Por supuesto, otro motivo para pensar que la postulación de la identificación con el personaje es necesariamente la creencia subyacente de que no podríamos responder con intensidad a menos que realmente creyéramos que nos amenazan monstruos. Pero eso, desde luego, nos devolvería a la teoría de la ilusión rechazada en la sección precedente.

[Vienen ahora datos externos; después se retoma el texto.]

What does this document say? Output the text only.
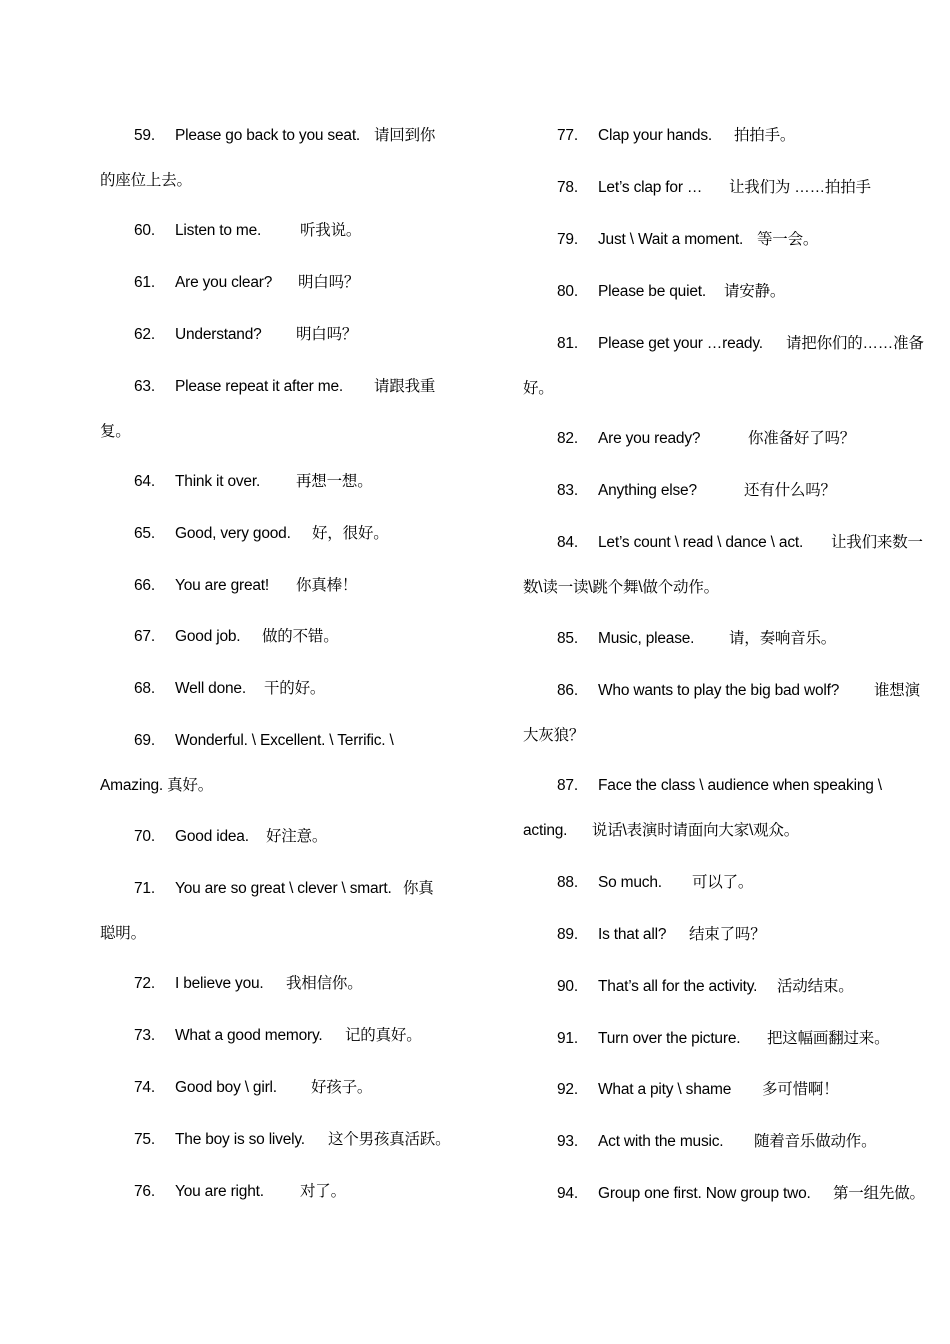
59. Please go back to you seat. 请回到你
的座位上去。

60. Listen to me.	听我说。

61. Are you clear? 明白吗？

62. Understand? 明白吗？

63. Please repeat it after me. 请跟我重
复。

64. Think it over. 再想一想。

65. Good, very good. 好，很好。

66. You are great! 你真棒！

67. Good job. 做的不错。

68. Well done. 干的好。

69. Wonderful. \ Excellent. \ Terrific. \
Amazing. 真好。

70. Good idea. 好注意。

71. You are so great \ clever \ smart. 你真
聪明。

72. I believe you. 我相信你。

73. What a good memory. 记的真好。

74. Good boy \ girl. 好孩子。

75. The boy is so lively. 这个男孩真活跃。

76. You are right. 对了。

77. Clap your hands. 拍拍手。

78. Let’s clap for … 让我们为 ……拍拍手

79. Just \ Wait a moment. 等一会。

80. Please be quiet. 请安静。

81. Please get your …ready. 请把你们的……准备
好。

82. Are you ready?	你准备好了吗？

83. Anything else?	还有什么吗？

84. Let’s count \ read \ dance \ act. 让我们来数一
数\读一读\跳个舞\做个动作。

85. Music, please. 请，奏响音乐。

86. Who wants to play the big bad wolf? 谁想演
大灰狼？

87. Face the class \ audience when speaking \
acting.      说话\表演时请面向大家\观众。

88. So much. 可以了。

89. Is that all? 结束了吗？

90. That’s all for the activity. 活动结束。

91. Turn over the picture. 把这幅画翻过来。

92. What a pity \ shame 多可惜啊！

93. Act with the music. 随着音乐做动作。

94. Group one first. Now group two. 第一组先做。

[37] Oyendo mis argumentos contra la identificación, algunos oyentes, como Berenice Reynaud, han comentado que creen que el proceso de identificación relevante no es con los personajes sino con la «posición de conocimiento de la historia misma», expresión con la que quiere significar algo parecido al narrador implícito. Así, cuando el tiburón de Tiburón ataca a un nadador incauto, no nos estamos identificando con el personaje, sino con la posición de conocimiento que la propia historia o el narrador implícito dice tener. Una teoría como ésta sobre la identificación evitaría los problema de asimetría que he subrayado. Sin embargo, tiene problemas propios. Veamos, ¿por qué postular una identificación con «la posición de conocimiento de la historia misma»? ¿Por qué no decir simplemente que sabemos que el tiburón está atacando al nadador mientras que el nadador lo ignora? ¿Qué presión de los datos nos empuja a la hipótesis de que hay una «posición cognitiva» o que experimentamos un proceso de «identificación cognitiva»? Podemos decir todo lo que precisamos decir en términos de lo que el público sabe sin multiplicar postulados teóricos como posiciones cognitivas e identificaciones. Desde luego, si preteóricamente se está comprometido con la noción de identificación, dichos postulados tratan, hablando lógicamente, los problemas de asimetría. Pero la falta de cualquier otro motivo para postular esos procesos me parece más una racionalización de la identificación que una defensa de ella. De hecho, postular este proceso de identificación viola el principio ontológico de economía; no está motivado por ningún dato que pueda distinguir.